Every two years, unless cancelled by war or postponed by a pandemic, the Olympics comes along.
And with each Olympics comes new moments that are remembered for decades to come.
With the Olympics starting this past weekend, it got me thinking about some of my favorite memories or most memorable moments of the Olympics that I remember watching in my lifetime.
Growing up, I loved the Olympics. It didn’t matter what event or if it was summer or winter. Not much has really changed either because every two years (or three during pandemics), I can’t seem to get enough of watching them.
I think that one of the things I’ve always appreciated so much about the Olympics is how all the training and preparation for the athletes comes down to one day or event or minute every four years. And for some events, like the 100m, it comes down to just 10 seconds!
Of course, there is also the emotional side of representing your country on the world stage as well as the appreciation of some athletes achieving their dream just by making it to the Olympics.
There have been a lot of great moments over the years in the Olympics, but since this is a running blog, here are my most memorable Olympic athletes or moments in running events:
Derek Redmond (Great Britain)// In the semi-final heat of the men’s 400 meter race at the Barcelona Olympics in 1992, Redmond pulled up with about 250 meters left in the race with a torn hamstring. Down on the track while the other competitors finished the race, he then got up and started hobbling his way towards the finish line. Then, his father came out of the crowd to help him across the finish line as he cried on his shoulder.
Even though, officially, Redmond was disqualified from the race because he needed assistance to finish, this still gives me chills every time I see it!
Michael Johnson (USA)// Still the only male to win the 400 meter in back-to-back Olympics (Atlanta 1996 and Sydney 2000) and to win both the 200m and 400m in the same Olympics (Atlanta). But what might be the most memorable thing about Johnson is his upright running style and of course the gold running spikes that he wore in Atlanta for his events.

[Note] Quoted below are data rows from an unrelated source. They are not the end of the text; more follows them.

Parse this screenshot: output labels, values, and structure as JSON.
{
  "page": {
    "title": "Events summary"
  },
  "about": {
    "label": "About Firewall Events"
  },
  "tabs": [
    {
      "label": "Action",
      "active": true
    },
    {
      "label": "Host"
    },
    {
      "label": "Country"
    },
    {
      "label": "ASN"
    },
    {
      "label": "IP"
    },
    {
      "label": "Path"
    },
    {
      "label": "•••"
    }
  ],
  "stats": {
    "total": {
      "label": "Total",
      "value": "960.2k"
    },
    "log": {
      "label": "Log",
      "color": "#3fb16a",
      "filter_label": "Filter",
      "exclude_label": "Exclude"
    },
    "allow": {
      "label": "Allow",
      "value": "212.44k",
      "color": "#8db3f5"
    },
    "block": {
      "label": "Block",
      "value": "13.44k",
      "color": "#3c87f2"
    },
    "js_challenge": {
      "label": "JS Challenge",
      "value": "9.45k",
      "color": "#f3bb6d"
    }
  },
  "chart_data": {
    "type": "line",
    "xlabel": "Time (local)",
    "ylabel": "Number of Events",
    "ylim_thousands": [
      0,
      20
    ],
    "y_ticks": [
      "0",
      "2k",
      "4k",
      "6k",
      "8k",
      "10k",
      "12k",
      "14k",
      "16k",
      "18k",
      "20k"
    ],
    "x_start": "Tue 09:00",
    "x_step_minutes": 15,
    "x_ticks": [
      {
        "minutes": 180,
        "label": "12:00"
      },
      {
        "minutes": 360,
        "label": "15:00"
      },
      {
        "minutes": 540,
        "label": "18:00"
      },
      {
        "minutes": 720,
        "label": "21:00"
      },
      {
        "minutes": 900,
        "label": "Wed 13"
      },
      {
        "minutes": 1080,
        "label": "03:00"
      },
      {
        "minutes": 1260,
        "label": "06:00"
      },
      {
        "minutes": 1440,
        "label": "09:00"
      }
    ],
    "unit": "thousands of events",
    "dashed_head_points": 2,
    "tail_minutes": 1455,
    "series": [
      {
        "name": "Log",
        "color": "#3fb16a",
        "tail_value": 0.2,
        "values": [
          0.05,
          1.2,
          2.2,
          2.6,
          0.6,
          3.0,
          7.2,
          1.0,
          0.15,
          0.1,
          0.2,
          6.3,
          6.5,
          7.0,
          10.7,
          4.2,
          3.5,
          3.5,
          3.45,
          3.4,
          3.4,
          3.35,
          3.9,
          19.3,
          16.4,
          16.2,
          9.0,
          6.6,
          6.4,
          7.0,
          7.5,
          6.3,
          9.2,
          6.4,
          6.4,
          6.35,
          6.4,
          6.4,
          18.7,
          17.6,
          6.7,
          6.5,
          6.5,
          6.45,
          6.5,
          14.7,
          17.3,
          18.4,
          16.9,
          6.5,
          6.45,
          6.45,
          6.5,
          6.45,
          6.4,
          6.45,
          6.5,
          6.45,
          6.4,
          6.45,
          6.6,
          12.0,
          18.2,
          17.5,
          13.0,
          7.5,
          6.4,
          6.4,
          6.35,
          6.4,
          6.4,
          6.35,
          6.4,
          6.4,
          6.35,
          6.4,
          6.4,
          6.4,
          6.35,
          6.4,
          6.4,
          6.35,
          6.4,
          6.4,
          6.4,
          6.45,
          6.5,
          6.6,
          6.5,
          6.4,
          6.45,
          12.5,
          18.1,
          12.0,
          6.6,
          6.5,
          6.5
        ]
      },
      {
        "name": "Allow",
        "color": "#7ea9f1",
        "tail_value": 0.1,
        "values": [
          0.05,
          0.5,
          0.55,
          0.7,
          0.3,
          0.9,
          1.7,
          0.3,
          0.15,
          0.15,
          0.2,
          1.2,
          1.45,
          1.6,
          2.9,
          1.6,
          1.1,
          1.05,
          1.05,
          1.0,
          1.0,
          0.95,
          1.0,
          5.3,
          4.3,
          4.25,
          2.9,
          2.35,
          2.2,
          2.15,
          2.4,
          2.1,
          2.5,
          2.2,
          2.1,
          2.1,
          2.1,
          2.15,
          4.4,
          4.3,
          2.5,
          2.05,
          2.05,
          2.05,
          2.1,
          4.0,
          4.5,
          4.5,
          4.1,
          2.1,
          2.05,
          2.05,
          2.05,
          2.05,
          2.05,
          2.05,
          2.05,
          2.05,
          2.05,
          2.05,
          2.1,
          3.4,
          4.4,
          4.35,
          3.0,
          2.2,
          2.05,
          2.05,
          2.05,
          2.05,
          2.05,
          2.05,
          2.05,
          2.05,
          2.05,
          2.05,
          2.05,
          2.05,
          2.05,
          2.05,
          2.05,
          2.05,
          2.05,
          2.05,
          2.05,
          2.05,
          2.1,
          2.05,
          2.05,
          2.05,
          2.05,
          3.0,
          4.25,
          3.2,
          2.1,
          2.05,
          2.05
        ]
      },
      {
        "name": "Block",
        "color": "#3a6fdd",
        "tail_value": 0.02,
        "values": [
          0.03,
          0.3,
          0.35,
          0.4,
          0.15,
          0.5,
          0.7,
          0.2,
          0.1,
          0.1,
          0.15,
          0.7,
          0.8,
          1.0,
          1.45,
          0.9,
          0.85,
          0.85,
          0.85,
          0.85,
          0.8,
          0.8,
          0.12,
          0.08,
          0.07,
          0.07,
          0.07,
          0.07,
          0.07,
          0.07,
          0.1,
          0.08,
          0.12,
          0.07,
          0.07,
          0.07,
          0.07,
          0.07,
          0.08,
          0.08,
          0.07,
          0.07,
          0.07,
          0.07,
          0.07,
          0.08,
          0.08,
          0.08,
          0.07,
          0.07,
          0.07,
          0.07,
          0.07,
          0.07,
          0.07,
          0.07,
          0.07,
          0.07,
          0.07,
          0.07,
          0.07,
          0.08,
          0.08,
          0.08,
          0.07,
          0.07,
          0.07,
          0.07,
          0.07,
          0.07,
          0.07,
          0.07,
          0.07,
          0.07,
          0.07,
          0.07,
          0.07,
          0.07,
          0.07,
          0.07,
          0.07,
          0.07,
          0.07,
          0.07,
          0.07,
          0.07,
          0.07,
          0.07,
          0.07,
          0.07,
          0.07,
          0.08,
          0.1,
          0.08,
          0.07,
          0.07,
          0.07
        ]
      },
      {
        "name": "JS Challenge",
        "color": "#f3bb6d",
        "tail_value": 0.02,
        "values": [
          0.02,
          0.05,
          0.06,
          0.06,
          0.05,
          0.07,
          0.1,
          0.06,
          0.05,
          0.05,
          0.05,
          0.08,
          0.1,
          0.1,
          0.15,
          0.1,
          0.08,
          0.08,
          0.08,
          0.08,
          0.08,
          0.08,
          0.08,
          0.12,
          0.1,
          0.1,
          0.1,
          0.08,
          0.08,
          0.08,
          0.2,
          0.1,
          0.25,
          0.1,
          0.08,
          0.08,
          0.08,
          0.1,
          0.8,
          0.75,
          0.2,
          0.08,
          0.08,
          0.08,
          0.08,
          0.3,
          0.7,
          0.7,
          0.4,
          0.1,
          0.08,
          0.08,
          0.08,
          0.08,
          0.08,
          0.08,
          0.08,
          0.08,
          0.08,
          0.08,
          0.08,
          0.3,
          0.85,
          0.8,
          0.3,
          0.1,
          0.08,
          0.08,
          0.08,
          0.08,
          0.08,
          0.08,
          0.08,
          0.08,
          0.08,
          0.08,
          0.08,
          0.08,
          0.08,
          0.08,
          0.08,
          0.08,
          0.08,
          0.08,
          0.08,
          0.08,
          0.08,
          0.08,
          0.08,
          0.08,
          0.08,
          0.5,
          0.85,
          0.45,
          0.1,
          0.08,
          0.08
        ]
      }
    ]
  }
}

Usain Bolt (Jamaica)// Every time he went to the starting line of a race, especially at the Olympics, it seemed like the result was not in question. Not short on confidence, Bolt won the gold medal in the 100m and 200m at three straight Olympics (Beijing 2008, London 2012, Rio 2016). In addition, he won the gold medal in 2012 and 2016 as part of the 4 x 100m Jamaican relay team. He took part in nine Olympic events during his career and won gold in 8 of them.
The most memorable things about him to me were his ‘bolt’ pose and some of his finish line photos, where he is celebrating before crossing the line!
Deena Kastor (USA)// In 2004 in Athens, Kastor became the first American woman to medal in the Olympic marathon since the first time the event was held in 1984. Aside from the historical side of it, I remember watching her reaction as she crossed the finish line in the Panathenaic Stadium in Athens. A stadium with such a great history as it hosted most of the events of the first modern Olympics in 1896 in Athens.
Each time I see the video clip of her finishing the race, I think of all these things combined – the American history in the marathon, the history of the stadium and also the emotion of completing a marathon.
Vanderlei De Lima (Brazil)// Also at the 2004 Games in Athens, De Lima was in 1st place of the men’s marathon with a little more than 4 miles left (about 7km), when a man ran on the course and pushed De Lima into the crowd of spectators lining the course. The incident caused De Lima to slow down and eventually fall to 3rd place over the final 4 miles. Having run a few marathons now myself, it’s very difficult to imagine being slowed down or stopped like that and still continuing to finish the race.
What remains the most memorable part of De Lima’s race to me though is when he entered the stadium to finish the race. He was very appreciative of the crowd and finished the race with a smile on his face, becoming the first (and still the only) Brazilian man or woman to medal in the Olympic marathon!
We are only a few days into this summer’s Olympics in Tokyo, but hopefully there will be a few more memories that we’ll remember for a long time!
I’m sure that you have your own most memorable Olympic moments based on your age and where you are from. I’d love to hear what your favorite memories are from watching the Olympics – and they don’t have to just be running-related!